Africa is also more damaged by its abundance than has benefited from it. From border wars to blood diamonds, the continent of the lowest population density and the highest land resource in the world has seen and continued to see more than its share of bloodshed. More than once, transboundary conflicts over natural resources have threatened regional and continental stability. Currently Malawi and Tanzania are locked in dispute over who owns Lake Malawi’s oil and gas deposit; no one knows the next thing to happen between Sudan and South Sudan, two countries that had divorced recently but quickly found themselves fighting over oil resources; the ongoing conflicts in Democratic Republic of Congo and neighboring countries trace their roots deep in the jungles where irresistible amounts of natural resources are found; and in the past Sierra Leone’s civil war had invited vulgar Liberian warlords for its reserve of diamonds – no need of telling what happened next.
It shouldn’t be
Botswana, one of the few exceptions, is widely praised for effectively using its diamonds reserve to significantly change the general outlook of its economy. But even if it used it effectively and knows its reserve may cushion its economy for just two decades to come, it hasn’t developed a diamond industry – it is more dependent on exporting the raw diamond than developing a value chain diamond industry; Nigeria is the fifth largest exporter of oil in the world but imports its fuel; and according to Ramadoo, “new discoveries of hydrocarbons estimates show that Sub Saharan Africa is home to some 115 billion barrels of oil, 75% of which are in the Atlantic ocean, and 744 trillion cubic feet of gas, most of it lie offshore of East Africa, mainly in Tanzania, Mozambique, Madagascar or Seychelles,” but none of these countries are in the rightful position to pass the raw material export trend and develop a value chain industry from their natural resources that will help them create high value employments to their citizens; in fact most of them are known for having no transparent mechanisms of conducting international contracts, leading to a staggering amount of corruption involving governments and international companies.

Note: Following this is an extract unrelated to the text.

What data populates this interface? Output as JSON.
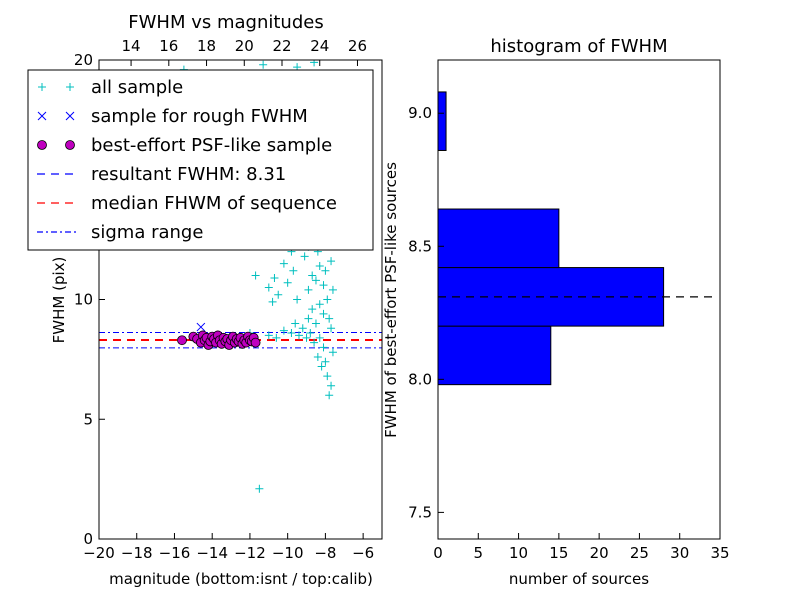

A global initiative called Extractive Industries Transparency Initiative (EITI), a coalition of governments, international organizations, civil society groups, investors and international companies, has established an encouraging system in which companies publish what they pay and governments publish what they receive from contracts involving natural resource extractions. But out of 54 African countries only 21 are members of which only eight meet all the requirements in EITI standard.
Most countries in Africa are also known for their erratic law enforcement mechanisms that keep genuine international companies at bay. Evidences showing dodgy contracts for land and water resources between African countries and international companies reveal a disturbing level of corruption and disrespect both to the domestic and international rule of laws.
“Land resources are being exploited with up to 754 land deals, covering over 56 million hectares, already concluded,” said Lopes, “in Burkina Faso alone, the share of the mining sector in exports expanded from 2% to 41% in the last five years. The conclusion that can then be drawn from this situation is that the current resource-for-development model is not working to bring about equity or boost development.”
Mekonnen Manyazewal, Ethiopia’s Minister of Industry expressed it in a short sentence when he admitted “in all honesty, it is fair to say that so far, Africa has lost out on this window of opportunity.” Sadly, he is right.